= A New Leash on Life: The K9s for Warriors Story =

2018 documentary film by Nick Nanton

A New Leash on Life: The K9s for Warriors Story is a 2018 documentary film written and directed by Nick Nanton.

The film premiered in New York City on June 12, 2018 and a number of public screenings were subsequently held through the United States. A New Leash on Life: The K9 for Warriors Story was presented at the Suncoast Regional Emmy awards where it won Emmys for Direction, Editing, Photography and Documentary.

== Synopsis ==
When Shari Duval's son, Brett Simon, returned from serving in Iraq, he struggled with PTSD. Shari was desperately searching for a solution when she stumbled upon a news story about a veteran with a service dog. Inspired by the improvement the veteran had made after adopting the animal, she decided to start a dog service agency for veterans. The idea gave Brett new hope, and together they founded K9s for Warriors, which pairs rescue dogs from animal shelters with veterans.
The film focuses on the stories of three veterans apart from Brett Simon.

Shilo Schluterman served as an aircraft mechanic and in maintenance and operations with the U.S. Air Force Air National Guard between 1999 and 2014. She was paired with her dog, Javelin, after medication was ineffective in treating anxiety and panic attacks caused by PTSD.

Adam LeGrand struggled with nightmares and traumatic memories after serving as a combat medic in the U.S. Air Force. They were so bad, he even considered ending his own life. After being paired with his dog, Molly, he was able to become a functioning member of society again and reduce his daily medications from 20 down to one.

Louis Belluomini served as a U.S. Army Captain for nine years. He was diagnosed with PTSD and a traumatic brain injury. While suffering a flashback, he lost control of his car and drove off the road. When Belluomini was partnered with his dog, Star, it was a great relief to his family.

Since its founding, K9s for Warriors has saved the lives of more than 400 veterans and 800 dogs.

== Production ==
Schluterman was initially hesitant to appear in the production, but finally agreed because she “wanted to help other veterans by sharing her story."

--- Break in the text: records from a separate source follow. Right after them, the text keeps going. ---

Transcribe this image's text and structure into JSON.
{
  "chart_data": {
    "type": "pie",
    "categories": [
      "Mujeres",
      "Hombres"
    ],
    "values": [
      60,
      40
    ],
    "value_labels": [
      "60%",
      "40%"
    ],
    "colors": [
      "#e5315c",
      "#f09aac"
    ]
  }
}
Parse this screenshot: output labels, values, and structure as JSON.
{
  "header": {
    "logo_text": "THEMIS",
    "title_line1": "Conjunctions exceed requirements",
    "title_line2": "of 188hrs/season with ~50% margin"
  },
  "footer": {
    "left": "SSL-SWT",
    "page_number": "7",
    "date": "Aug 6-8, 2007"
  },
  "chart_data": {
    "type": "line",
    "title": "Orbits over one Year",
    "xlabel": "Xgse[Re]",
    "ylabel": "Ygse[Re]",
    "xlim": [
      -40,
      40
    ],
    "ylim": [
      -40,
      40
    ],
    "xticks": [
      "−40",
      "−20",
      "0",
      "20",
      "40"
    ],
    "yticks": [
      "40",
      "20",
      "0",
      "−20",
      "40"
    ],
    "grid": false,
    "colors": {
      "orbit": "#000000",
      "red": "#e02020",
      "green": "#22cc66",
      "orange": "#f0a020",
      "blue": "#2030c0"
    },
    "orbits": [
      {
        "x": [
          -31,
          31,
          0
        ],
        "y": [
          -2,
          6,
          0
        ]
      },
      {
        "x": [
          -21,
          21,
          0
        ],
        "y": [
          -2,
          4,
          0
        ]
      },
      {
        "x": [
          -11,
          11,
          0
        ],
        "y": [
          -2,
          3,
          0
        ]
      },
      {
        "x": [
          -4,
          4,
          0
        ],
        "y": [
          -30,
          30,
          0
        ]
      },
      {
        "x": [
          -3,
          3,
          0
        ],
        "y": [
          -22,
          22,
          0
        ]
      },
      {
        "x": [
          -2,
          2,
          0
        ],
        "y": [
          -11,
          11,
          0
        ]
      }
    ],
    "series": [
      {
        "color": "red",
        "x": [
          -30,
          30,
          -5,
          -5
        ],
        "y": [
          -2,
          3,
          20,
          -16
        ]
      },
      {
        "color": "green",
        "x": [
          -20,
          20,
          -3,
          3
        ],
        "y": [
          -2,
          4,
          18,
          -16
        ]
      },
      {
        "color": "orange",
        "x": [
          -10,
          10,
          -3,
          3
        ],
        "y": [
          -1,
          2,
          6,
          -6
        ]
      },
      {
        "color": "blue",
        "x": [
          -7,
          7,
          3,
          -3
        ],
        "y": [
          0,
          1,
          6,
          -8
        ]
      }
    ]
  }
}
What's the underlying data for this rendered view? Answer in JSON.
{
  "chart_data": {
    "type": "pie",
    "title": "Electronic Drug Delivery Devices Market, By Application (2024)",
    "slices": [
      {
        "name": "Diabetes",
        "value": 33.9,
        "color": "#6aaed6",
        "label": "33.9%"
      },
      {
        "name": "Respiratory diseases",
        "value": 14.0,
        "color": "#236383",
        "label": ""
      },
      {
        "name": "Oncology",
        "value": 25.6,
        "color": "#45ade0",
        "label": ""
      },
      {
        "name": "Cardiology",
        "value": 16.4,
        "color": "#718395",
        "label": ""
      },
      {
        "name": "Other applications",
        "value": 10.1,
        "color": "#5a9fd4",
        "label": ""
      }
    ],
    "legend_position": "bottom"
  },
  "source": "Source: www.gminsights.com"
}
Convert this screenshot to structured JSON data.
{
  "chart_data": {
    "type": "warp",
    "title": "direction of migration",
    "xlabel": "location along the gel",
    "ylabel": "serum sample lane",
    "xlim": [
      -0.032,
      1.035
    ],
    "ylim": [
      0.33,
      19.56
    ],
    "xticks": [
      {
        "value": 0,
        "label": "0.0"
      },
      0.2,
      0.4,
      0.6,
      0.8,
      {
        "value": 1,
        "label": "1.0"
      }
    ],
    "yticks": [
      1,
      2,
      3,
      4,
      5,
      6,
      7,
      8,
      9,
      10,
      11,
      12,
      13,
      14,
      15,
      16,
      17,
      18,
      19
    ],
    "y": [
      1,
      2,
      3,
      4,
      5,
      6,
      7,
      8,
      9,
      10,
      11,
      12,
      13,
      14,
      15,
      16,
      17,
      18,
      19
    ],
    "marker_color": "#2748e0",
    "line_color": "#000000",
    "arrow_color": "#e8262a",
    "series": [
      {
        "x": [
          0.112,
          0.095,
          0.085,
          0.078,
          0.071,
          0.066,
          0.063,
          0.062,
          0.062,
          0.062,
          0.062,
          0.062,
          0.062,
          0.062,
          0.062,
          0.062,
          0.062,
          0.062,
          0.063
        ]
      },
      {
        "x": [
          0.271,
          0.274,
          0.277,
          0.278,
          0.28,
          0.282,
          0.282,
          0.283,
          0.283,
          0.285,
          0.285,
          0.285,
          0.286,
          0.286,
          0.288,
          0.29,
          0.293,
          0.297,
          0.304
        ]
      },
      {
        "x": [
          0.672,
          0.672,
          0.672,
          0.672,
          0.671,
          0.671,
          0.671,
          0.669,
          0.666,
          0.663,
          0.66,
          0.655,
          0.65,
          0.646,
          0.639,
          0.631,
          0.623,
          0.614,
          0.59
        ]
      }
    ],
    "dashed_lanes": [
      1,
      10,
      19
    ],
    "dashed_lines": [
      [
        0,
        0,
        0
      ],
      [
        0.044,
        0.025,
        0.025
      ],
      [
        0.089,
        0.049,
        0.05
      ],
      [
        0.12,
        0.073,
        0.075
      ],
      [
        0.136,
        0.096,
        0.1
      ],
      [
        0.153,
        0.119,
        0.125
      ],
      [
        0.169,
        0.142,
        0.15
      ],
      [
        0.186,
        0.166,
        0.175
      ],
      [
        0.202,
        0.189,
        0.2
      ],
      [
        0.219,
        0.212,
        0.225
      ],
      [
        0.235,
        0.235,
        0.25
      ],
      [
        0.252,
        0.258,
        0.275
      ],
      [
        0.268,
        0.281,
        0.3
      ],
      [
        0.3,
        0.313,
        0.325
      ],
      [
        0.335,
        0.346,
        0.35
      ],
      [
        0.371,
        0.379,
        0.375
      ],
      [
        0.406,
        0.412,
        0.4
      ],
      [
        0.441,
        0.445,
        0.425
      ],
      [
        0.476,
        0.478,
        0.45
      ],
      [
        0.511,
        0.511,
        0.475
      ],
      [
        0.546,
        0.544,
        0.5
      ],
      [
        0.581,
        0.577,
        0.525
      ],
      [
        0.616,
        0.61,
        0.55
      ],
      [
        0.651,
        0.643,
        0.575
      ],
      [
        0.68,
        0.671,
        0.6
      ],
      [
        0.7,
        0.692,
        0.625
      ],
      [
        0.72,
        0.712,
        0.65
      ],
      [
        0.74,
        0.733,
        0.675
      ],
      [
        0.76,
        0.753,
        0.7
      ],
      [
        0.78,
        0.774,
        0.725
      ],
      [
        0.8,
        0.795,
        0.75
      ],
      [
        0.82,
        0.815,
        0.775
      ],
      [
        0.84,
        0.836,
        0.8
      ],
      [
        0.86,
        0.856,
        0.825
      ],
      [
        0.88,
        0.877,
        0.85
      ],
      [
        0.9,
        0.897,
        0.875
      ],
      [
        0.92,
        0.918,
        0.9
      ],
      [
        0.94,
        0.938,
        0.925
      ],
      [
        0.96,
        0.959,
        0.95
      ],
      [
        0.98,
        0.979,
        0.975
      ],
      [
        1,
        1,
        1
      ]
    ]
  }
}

Belluomini agreed to appear in the film after he was approached by the public relations director of DNA Films.

== Fundraising ==
Belluomini hosted a screening of A New Leash on Life: The K9s for Warriors Story at the University of Findlay, where he hoped to raise $15,000 for the K9s for Warriors.

Belloumini, LeGrand, and Schluterman appeared a screening and panel discussion at Syracuse University hosted by the Student Veterans Organization which aimed to raise $20,000 for K9s for Warriors.

Belluomini hosted several other screenings of the film to raise funds for K9s for Warriors, including at Putnam County District Library in Ottawa.

Belloumini, LeGrand, and Schluterman were featured in a Fox and Friends segment on Fox News with Nick Nanton and Sheri Duval where they talked about the film and their experiences with K9s for Warriors.

== Awards ==
A New Leash on Life: The K9s for Warriors Story was presented at the Suncoast Regional Emmy awards in 2018 where it won Emmys for Direction, Editing, Photography and Documentary.